Counsel for the appellant further submitted that the appeal was preferred by a Memorandum of appeal filed in this court on the 10th day of November 2016, and served on the respondent’s Advocates on the 23rd day of November 2016.

Counsel therefore prayed that in due consideration of the frivolous nature of these points of law raised by the respondent’s Counsel, the objection be dismissed with costs since they are baseless  and aimed at wasting court’s time.

Ruling

With  regard to the first objection, that the appeal was filed out of time, Section 220 (1) (a) of the Magistrates Courts Act, provides for appeals as of right, from the decrees and from orders of a Magistrates Court presided over by a Magistrate Grade one in the exercise of its original jurisdiction, to the High Court. According to Section 79 (1) (a) of the Civil Procedure Act, every appeal should be filed within thirty days from the date of the decree or order of the court, except where it is otherwise specifically provided in any law. These time specifications are aimed at avoiding delays. The subsequent provisions hence are designed to dictate a time schedule within which certain steps ought to be taken. And as such, as was held in Njagi Vs Munyiri (1975) E A 179, for any delay to be excused, it must be satisfactorily explained.

The appeal was filed in this court on the 10th Day of November 2016 which appeal should have been filed by the 12th day of August 2016.

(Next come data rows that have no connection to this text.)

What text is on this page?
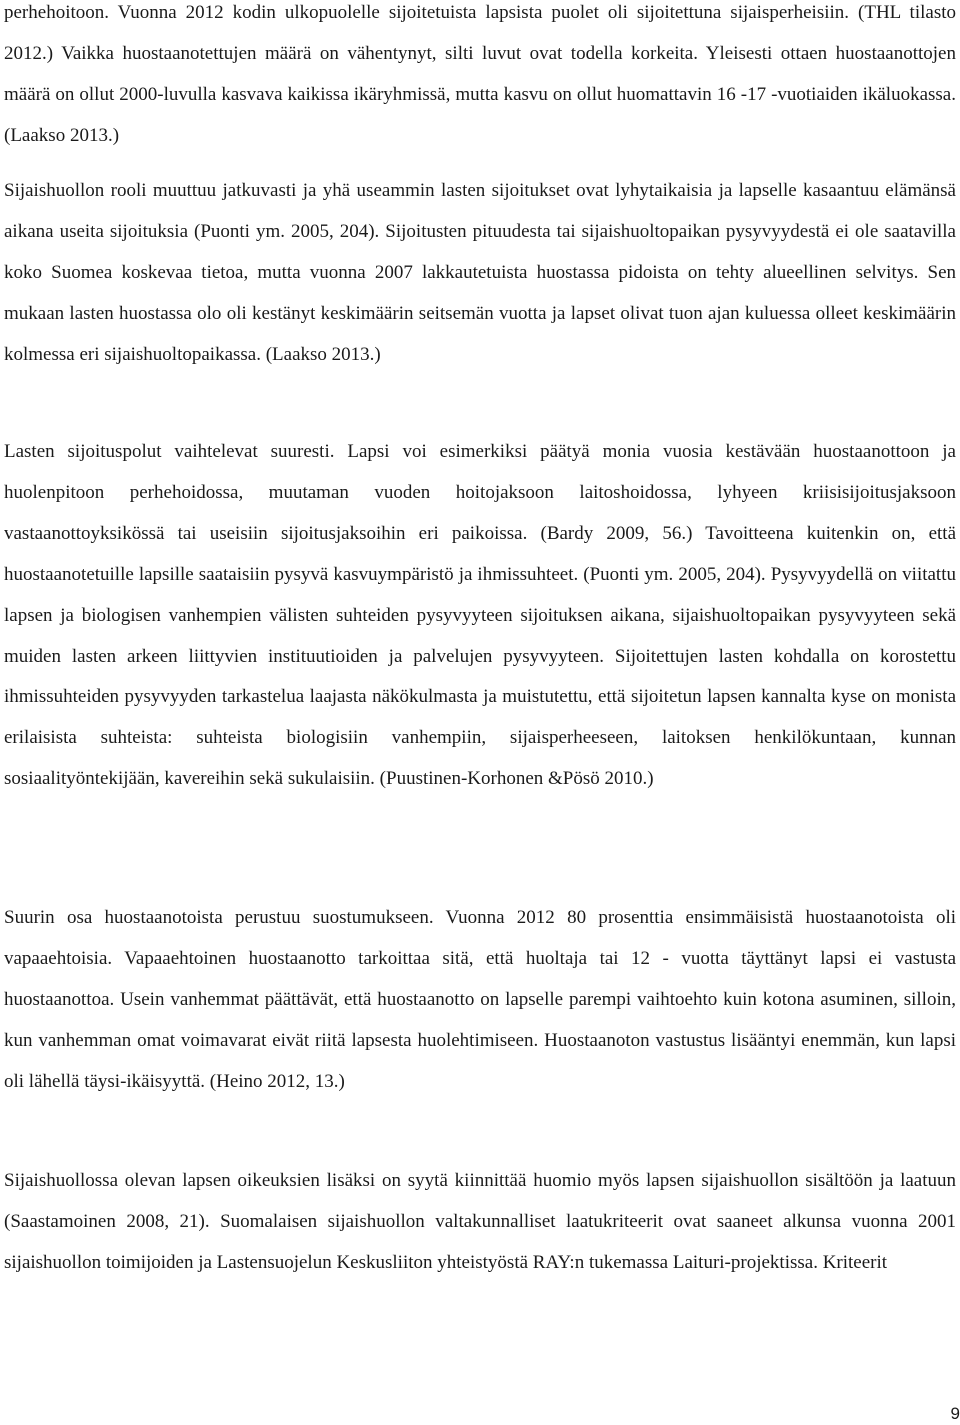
perhehoitoon. Vuonna 2012 kodin ulkopuolelle sijoitetuista lapsista puolet oli sijoitettuna sijaisperheisiin. (THL tilasto 2012.) Vaikka huostaanotettujen määrä on vähentynyt, silti luvut ovat todella korkeita. Yleisesti ottaen huostaanottojen määrä on ollut 2000-luvulla kasvava kaikissa ikäryhmissä, mutta kasvu on ollut huomattavin 16 -17 -vuotiaiden ikäluokassa. (Laakso 2013.)

Sijaishuollon rooli muuttuu jatkuvasti ja yhä useammin lasten sijoitukset ovat lyhytaikaisia ja lapselle kasaantuu elämänsä aikana useita sijoituksia (Puonti ym. 2005, 204). Sijoitusten pituudesta tai sijaishuoltopaikan pysyvyydestä ei ole saatavilla koko Suomea koskevaa tietoa, mutta vuonna 2007 lakkautetuista huostassa pidoista on tehty alueellinen selvitys. Sen mukaan lasten huostassa olo oli kestänyt keskimäärin seitsemän vuotta ja lapset olivat tuon ajan kuluessa olleet keskimäärin kolmessa eri sijaishuoltopaikassa. (Laakso 2013.)

Lasten sijoituspolut vaihtelevat suuresti. Lapsi voi esimerkiksi päätyä monia vuosia kestävään huostaanottoon ja huolenpitoon perhehoidossa, muutaman vuoden hoitojaksoon laitoshoidossa, lyhyeen kriisisijoitusjaksoon vastaanottoyksikössä tai useisiin sijoitusjaksoihin eri paikoissa. (Bardy 2009, 56.) Tavoitteena kuitenkin on, että huostaanotetuille lapsille saataisiin pysyvä kasvuympäristö ja ihmissuhteet. (Puonti ym. 2005, 204). Pysyvyydellä on viitattu lapsen ja biologisen vanhempien välisten suhteiden pysyvyyteen sijoituksen aikana, sijaishuoltopaikan pysyvyyteen sekä muiden lasten arkeen liittyvien instituutioiden ja palvelujen pysyvyyteen. Sijoitettujen lasten kohdalla on korostettu ihmissuhteiden pysyvyyden tarkastelua laajasta näkökulmasta ja muistutettu, että sijoitetun lapsen kannalta kyse on monista erilaisista suhteista: suhteista biologisiin vanhempiin, sijaisperheeseen, laitoksen henkilökuntaan, kunnan sosiaalityöntekijään, kavereihin sekä sukulaisiin. (Puustinen-Korhonen &Pösö 2010.)

Suurin osa huostaanotoista perustuu suostumukseen. Vuonna 2012 80 prosenttia ensimmäisistä huostaanotoista oli vapaaehtoisia. Vapaaehtoinen huostaanotto tarkoittaa sitä, että huoltaja tai 12 - vuotta täyttänyt lapsi ei vastusta huostaanottoa. Usein vanhemmat päättävät, että huostaanotto on lapselle parempi vaihtoehto kuin kotona asuminen, silloin, kun vanhemman omat voimavarat eivät riitä lapsesta huolehtimiseen. Huostaanoton vastustus lisääntyi enemmän, kun lapsi oli lähellä täysi-ikäisyyttä. (Heino 2012, 13.)

Sijaishuollossa olevan lapsen oikeuksien lisäksi on syytä kiinnittää huomio myös lapsen sijaishuollon sisältöön ja laatuun (Saastamoinen 2008, 21). Suomalaisen sijaishuollon valtakunnalliset laatukriteerit ovat saaneet alkunsa vuonna 2001 sijaishuollon toimijoiden ja Lastensuojelun Keskusliiton yhteistyöstä RAY:n tukemassa Laituri-projektissa. Kriteerit

9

From the evidence on court record, leave to file the appeal out of time was sought by the appellant on the 1st day of December 2016 from the Magistrate Grade one Mengo Court, and through an order the said court granted the extension of the time within which to file an appeal out of time. The order is dated the 5th day of December 2016.

The appellant contends that in as far as the appeal was filed out of time, the applicant nevertheless obtained leave of the trial Court in Magistrate Grade One to file the appeal out of time.

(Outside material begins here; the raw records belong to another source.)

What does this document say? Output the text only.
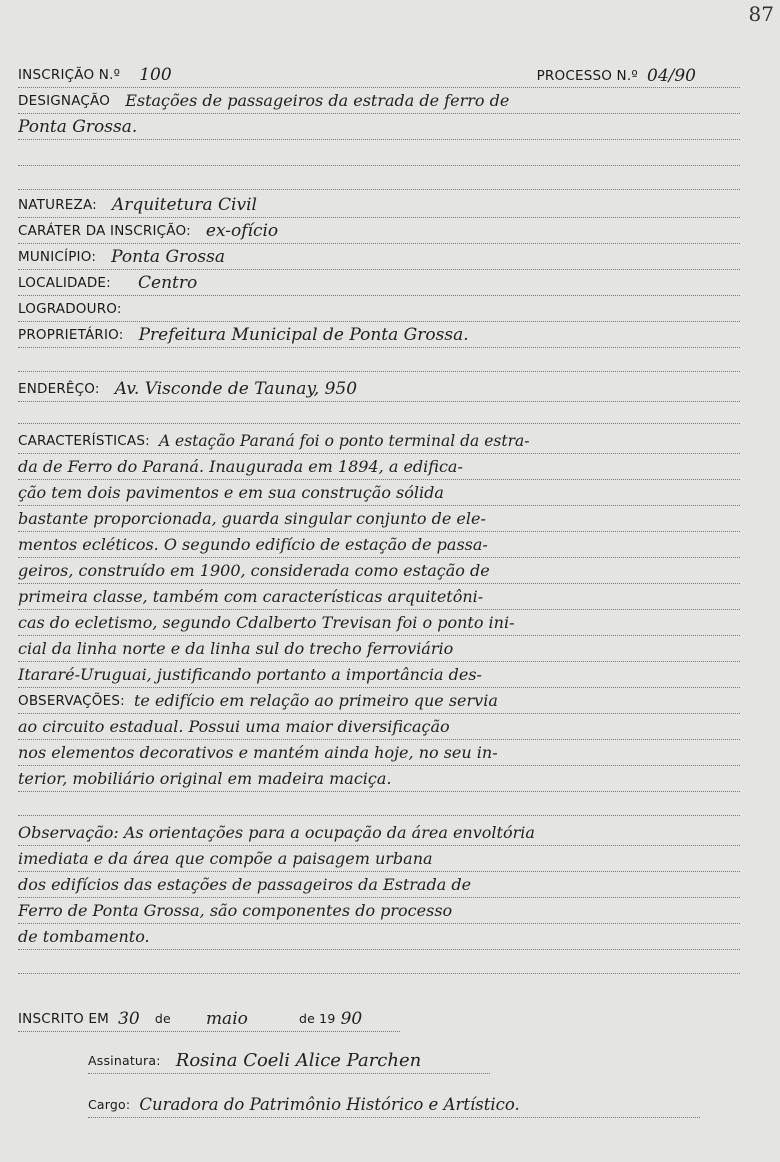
87
INSCRIÇÃO N.º 100	PROCESSO N.º 04/90
DESIGNAÇÃO Estações de passageiros da estrada de ferro de
Ponta Grossa.
NATUREZA: Arquitetura Civil
CARÁTER DA INSCRIÇÃO: ex-ofício
MUNICÍPIO: Ponta Grossa
LOCALIDADE: Centro
LOGRADOURO:
PROPRIETÁRIO: Prefeitura Municipal de Ponta Grossa.
ENDERÊÇO: Av. Visconde de Taunay, 950
CARACTERÍSTICAS: A estação Paraná foi o ponto terminal da estra-
da de Ferro do Paraná. Inaugurada em 1894, a edifica-
ção tem dois pavimentos e em sua construção sólida
bastante proporcionada, guarda singular conjunto de ele-
mentos ecléticos. O segundo edifício de estação de passa-
geiros, construído em 1900, considerada como estação de
primeira classe, também com características arquitetôni-
cas do ecletismo, segundo Cdalberto Trevisan foi o ponto ini-
cial da linha norte e da linha sul do trecho ferroviário
Itararé-Uruguai, justificando portanto a importância des-
OBSERVAÇÕES: te edifício em relação ao primeiro que servia
ao circuito estadual. Possui uma maior diversificação
nos elementos decorativos e mantém ainda hoje, no seu in-
terior, mobiliário original em madeira maciça.
Observação: As orientações para a ocupação da área envoltória
imediata e da área que compõe a paisagem urbana
dos edifícios das estações de passageiros da Estrada de
Ferro de Ponta Grossa, são componentes do processo
de tombamento.
INSCRITO EM 30 de maio	de 19 90
Assinatura: Rosina Coeli Alice Parchen
Cargo: Curadora do Patrimônio Histórico e Artístico.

On record there is an order made in Misc Appl No. 746 of 2016 granted on 1st December 2016. The order reads;-

  1. An order extending time to file an appeal out of time be and is hereby granted.

With due respect to Learned Counsel for the appellant, Section 79 (1) of CPA is clear. It provides;-

S.79    (1)        Except as otherwise specifically provided in any other law, every  appeal shall be entered;-

(a)        Within thirty days of the date of the decree or order of the court or....

                           b)      ......................................................................................

as the case may be, appealed against, but the appellate court may for good cause admit and appeal through the period of limitations  prescribed by this section has elapsed. (emphasis mine).  

My reading of the above section is that the application for extension of time should be made in the appellate court which was not done in this case. Accordingly it is my finding that the appeal was filed out of time.  

Since the resolution of this ground effectively disposes of the PO i will not delve further in the other ground of the PO.

In the circumstances this appeal is dismissed as being incompetent.

The respondent is awarded costs of the appeal.